10, 9, 8… Ferreira Gullar!


ferreira

Aos 84 anos, Ferreira Gullar deixou de ser “antiacadêmico”, candidatou-se a uma cadeira na Academia Brasileira de Letras e tornou-se imortal

É verdade que a quinta-feira (09) ficou marcada por um anúncio importante na literatura mundial: a escolha do escritor francês Patrick Mondiano como novo vencedor do prêmio Nobel. Mas, aqui no Brasil, também teve notícia de destaque. Aos 84 anos, o maranhense Ferreira Gullar foi eleito o novo imortal da Academia Brasileira de Letras, por 36 votos a favor e nenhum contra, além de um em branco. Ele irá ocupar a cadeira de número 37, deixada pelo poeta e tradutor Ivan Junqueira, morto em junho de 2014. O mesmo assento já foi ocupado, entre outros, por João Cabral de Melo Neto, Getúlio Vargas e Assis Chateaubriand.

Quer saber mais sobre o novo membro da ABL? Leia dez fatos e curiosidades sobre a vida e a obra de Ferreira Gullar.

10. Ferreira Gullar é apenas o nome artístico do poeta nascido em São Luís, em 10 de setembro de 1930. Oficialmente, ele se chama José Ribamar Ferreira. O Gullar veio…

9.  Sua carreira de escritor começou aos 19 anos, com a publicação do livro Um pouco acima do chão. A obra de estreia acabou sendo premiada, sinalizando o futuro promissor do jovem maranhense.

8. Dentre as outras obras mais conhecidas de Ferreira Gullar, estão A luta corporal (1954), Dentro da noite veloz (1975) e Poema sujo (1976). Este último é um poema de quase 100 páginas, escrito durante o exílio do poeta em Buenos Aires e determinante para seu retorno ao Brasil. No ano seguinte, já por aqui, o autor foi preso e torturado, até ser libertado graças à pressão internacional.

7. Além da poesia, Ferreira Gullar fez nome na dramaturgia. Ele é um dos fundadores do Teatro Opinião, grupo reconhecido pela resistência ao regime ditatorial brasileiro. Entre as suas peças, escritas com parceiros, estão Se correr o bicho pega, se ficar o bicho come e A saída? Onde fica a saída?

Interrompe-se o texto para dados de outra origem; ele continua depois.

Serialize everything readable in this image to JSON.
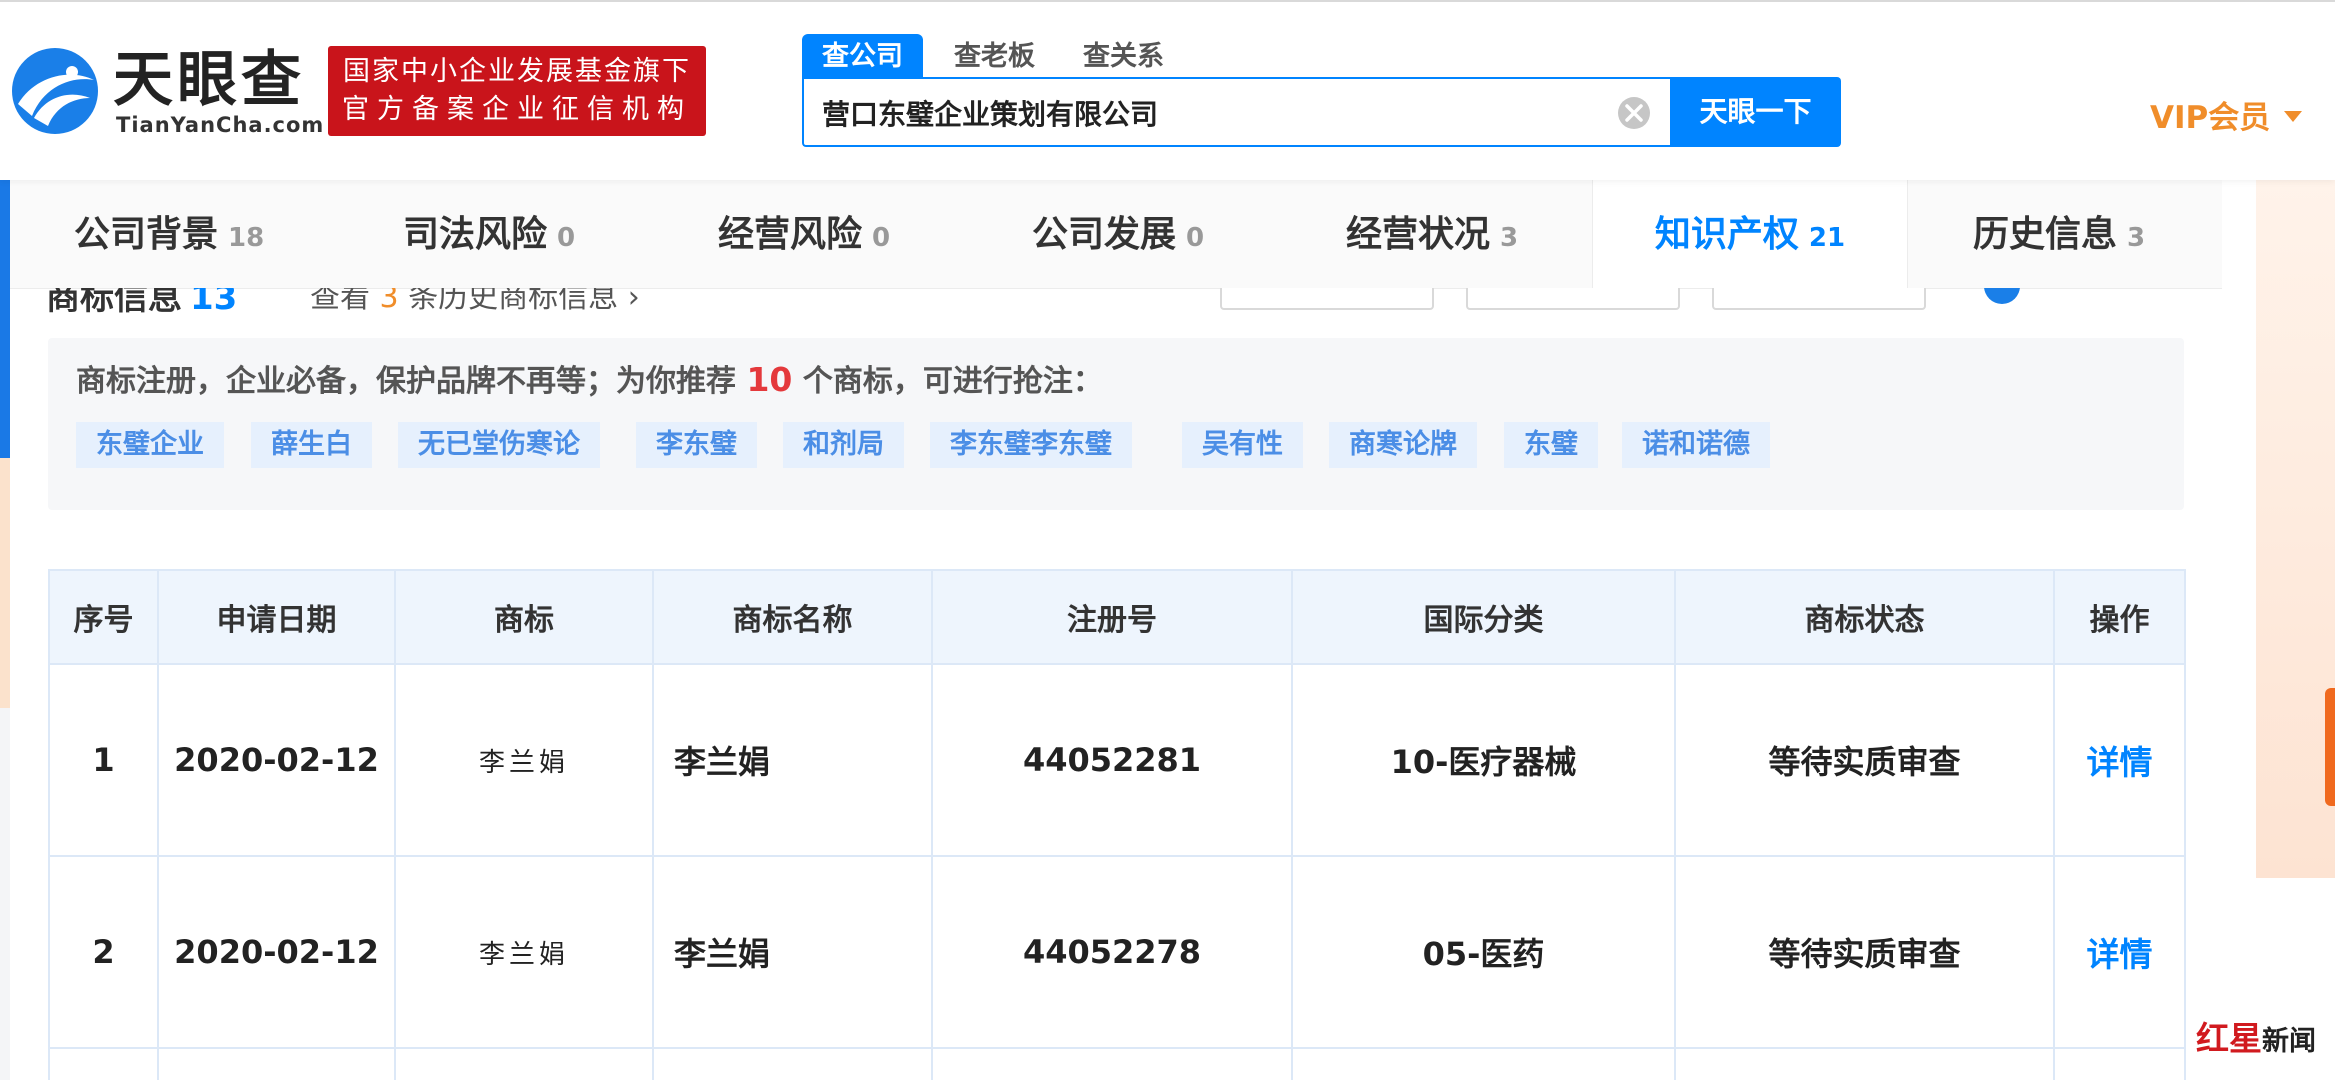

6. A poesia de Ferreira Gullar também ganhou espaço na música. Foi ele, por exemplo, que criou a versão brasileira da letra de Borbulhas de amor, imortalizada na voz de Raimundo Fagner. O cearense também ficou responsável por interpretar o poema Traduzir-se, de 1981. Já um trecho de Poema sujo serviu à canção Bachiana no. 2 (ou O Trenzinho Caipira), de Heitor Villa-Lôbos.

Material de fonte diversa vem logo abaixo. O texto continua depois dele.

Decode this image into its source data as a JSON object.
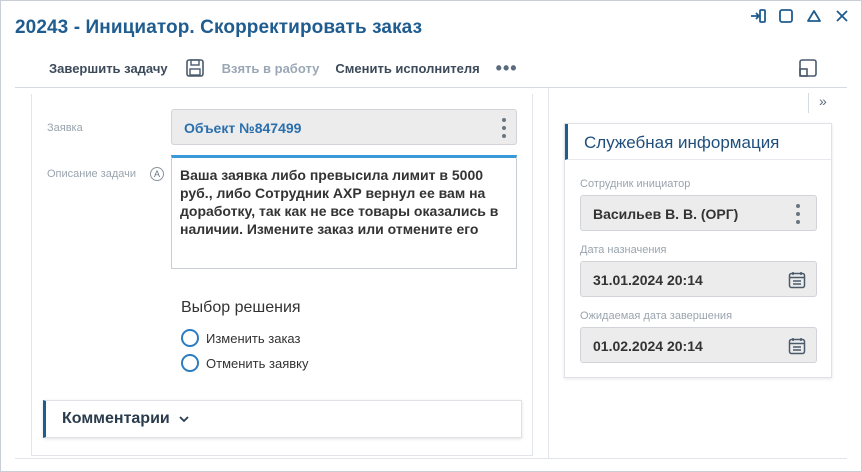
{
  "window": {
    "title": "20243 - Инициатор. Скорректировать заказ"
  },
  "window_controls": [
    "collapse-to-side-icon",
    "maximize-icon",
    "minimize-icon",
    "close-icon"
  ],
  "toolbar": {
    "complete_task": "Завершить задачу",
    "save_icon": "save-icon",
    "take_to_work": "Взять в работу",
    "change_executor": "Сменить исполнителя",
    "more": "•••"
  },
  "form": {
    "request_label": "Заявка",
    "request_value": "Объект №847499",
    "description_label": "Описание задачи",
    "description_text": "Ваша заявка либо превысила лимит в 5000 руб., либо Сотрудник АХР вернул ее вам на доработку, так как не все товары оказались в наличии. Измените заказ или отмените его",
    "decision_title": "Выбор решения",
    "options": [
      {
        "label": "Изменить заказ",
        "selected": false
      },
      {
        "label": "Отменить заявку",
        "selected": false
      }
    ],
    "comments_label": "Комментарии"
  },
  "side_panel": {
    "expand_icon": "»",
    "title": "Служебная информация",
    "initiator_label": "Сотрудник инициатор",
    "initiator_value": "Васильев В. В. (ОРГ)",
    "assigned_date_label": "Дата назначения",
    "assigned_date_value": "31.01.2024 20:14",
    "expected_date_label": "Ожидаемая дата завершения",
    "expected_date_value": "01.02.2024 20:14"
  },
  "colors": {
    "accent": "#1f5c8f",
    "link": "#2a6fad",
    "focus": "#3a9ad9"
  }
}
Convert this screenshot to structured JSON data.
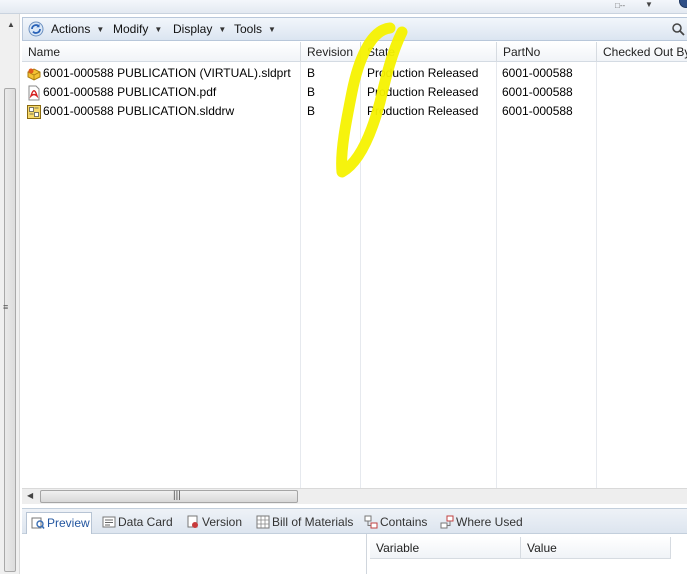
{
  "toolbar": {
    "menus": [
      {
        "label": "Actions"
      },
      {
        "label": "Modify"
      },
      {
        "label": "Display"
      },
      {
        "label": "Tools"
      }
    ]
  },
  "table": {
    "columns": [
      "Name",
      "Revision",
      "State",
      "PartNo",
      "Checked Out By"
    ],
    "rows": [
      {
        "icon": "sldprt-part-icon",
        "name": "6001-000588 PUBLICATION (VIRTUAL).sldprt",
        "revision": "B",
        "state": "Production Released",
        "partno": "6001-000588"
      },
      {
        "icon": "pdf-file-icon",
        "name": "6001-000588 PUBLICATION.pdf",
        "revision": "B",
        "state": "Production Released",
        "partno": "6001-000588"
      },
      {
        "icon": "slddrw-drawing-icon",
        "name": "6001-000588 PUBLICATION.slddrw",
        "revision": "B",
        "state": "Production Released",
        "partno": "6001-000588"
      }
    ]
  },
  "tabs": [
    {
      "label": "Preview",
      "icon": "preview-icon",
      "active": true
    },
    {
      "label": "Data Card",
      "icon": "data-card-icon",
      "active": false
    },
    {
      "label": "Version",
      "icon": "version-icon",
      "active": false
    },
    {
      "label": "Bill of Materials",
      "icon": "bill-of-materials-icon",
      "active": false
    },
    {
      "label": "Contains",
      "icon": "contains-icon",
      "active": false
    },
    {
      "label": "Where Used",
      "icon": "where-used-icon",
      "active": false
    }
  ],
  "variables": {
    "columns": [
      "Variable",
      "Value"
    ]
  },
  "colors": {
    "accent": "#22559f",
    "highlighter": "#f5f200"
  }
}
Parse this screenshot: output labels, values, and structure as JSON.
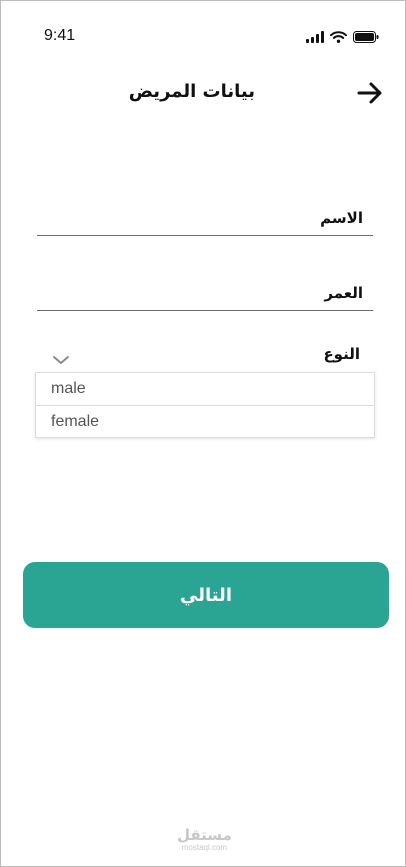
{
  "status_bar": {
    "time": "9:41",
    "icons": [
      "cellular-signal-icon",
      "wifi-icon",
      "battery-icon"
    ]
  },
  "header": {
    "title": "بيانات المريض",
    "back_icon": "arrow-right-icon"
  },
  "form": {
    "name": {
      "label": "الاسم",
      "value": ""
    },
    "age": {
      "label": "العمر",
      "value": ""
    },
    "gender": {
      "label": "النوع",
      "chevron_icon": "chevron-down-icon",
      "options": [
        "male",
        "female"
      ]
    }
  },
  "next_button": {
    "label": "التالي"
  },
  "watermark": {
    "arabic": "مستقل",
    "latin": "mostaql.com"
  },
  "colors": {
    "accent": "#2aa594",
    "line": "#6b6b6b"
  }
}
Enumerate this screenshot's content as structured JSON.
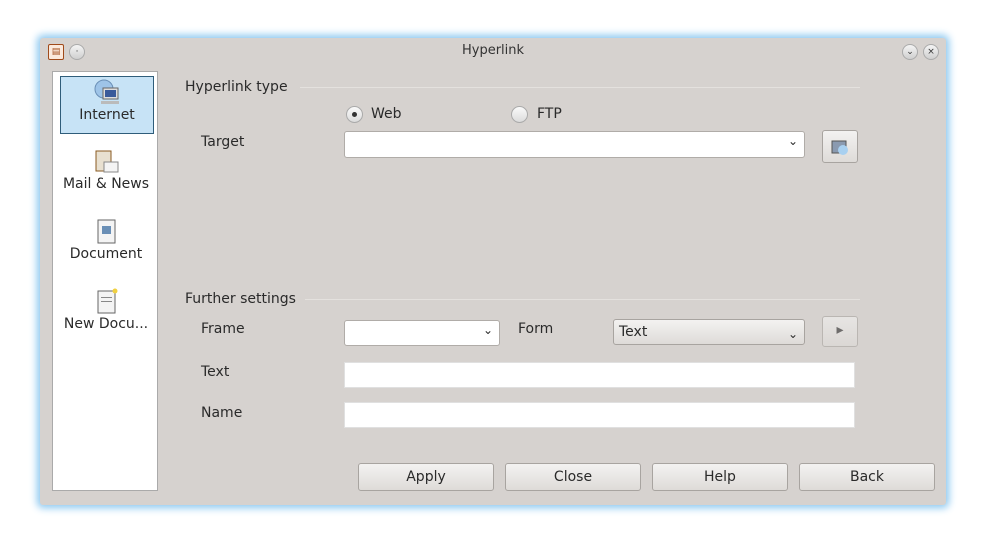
{
  "window": {
    "title": "Hyperlink"
  },
  "sidebar": {
    "items": [
      {
        "label": "Internet",
        "selected": true
      },
      {
        "label": "Mail & News"
      },
      {
        "label": "Document"
      },
      {
        "label": "New Docu..."
      }
    ]
  },
  "hyperlink_type": {
    "heading": "Hyperlink type",
    "web_label": "Web",
    "ftp_label": "FTP",
    "selected": "Web",
    "target_label": "Target",
    "target_value": ""
  },
  "further": {
    "heading": "Further settings",
    "frame_label": "Frame",
    "frame_value": "",
    "form_label": "Form",
    "form_value": "Text",
    "text_label": "Text",
    "text_value": "",
    "name_label": "Name",
    "name_value": ""
  },
  "buttons": {
    "apply": "Apply",
    "close": "Close",
    "help": "Help",
    "back": "Back"
  }
}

5. A relação de Ferreira Gullar com a música passa, também, por uma polêmica com Oswaldo Montenegro. O escritor teria acusado o cantor e compositor de plágio, devido às semelhanças entre a canção Metade e o poema Traduzir-se.

4. Como poeta, Ferreira Gullar teve participações significativas nos movimentos concretista e neoconcretistas (este último, ele ajudou a fundar, como uma alternativa ao primeiro, o qual criticou pelo excesso de racionalidade. A partir da década de 1960, o conteúdo político ganhou mais força nos seus versos.

3. Como tradutor, Gullar foi o responsável por “aportuguesar” peças de teatro e histórias infanto-juvenis, como As mil e uma noites, Dom Quixote de la Mancha e Fábulas de La Fontaine.

2. Antes de chegar à ABL, Ferreira Gullar já tinha motivos de sobra para se orgulhar da sua carreira. Em 1999, por exemplo, ele venceu o Jabuti, na categoria poesia, e o Alphonsus de Guimarães, oferecido pela Biblioteca Nacional, com o livro Muitas vozes. Em 2002, foi indicado para o Nobel de Literatura. Em 2010, recebeu o Prêmio Camões, o mais importante para os autores de língua portuguesa. No ano seguinte,  conquistou o Jabuti de livro do ano, com Em alguma parte alguma, e, em 2013, o Prêmio Governo Minas Gerais de Literatura.

1. Apesar de todo o reconhecimento a sua arte, a eleição de Ferreira Gullar para a ABL não deixa de ser uma surpresa. Aliás, mais do que a escolha do autor, chama a atenção o fato de ele ter se candidato à cadeira de número 37. Afinal, o maranhense sempre manifestou aversão à ideia de se tornar um “imortal”. Em entrevista, ele explicou que foi convencido por amigos e que pesou o fato de poder substituir Ivan Junqueira, a quem chamou de “um grande amigo”.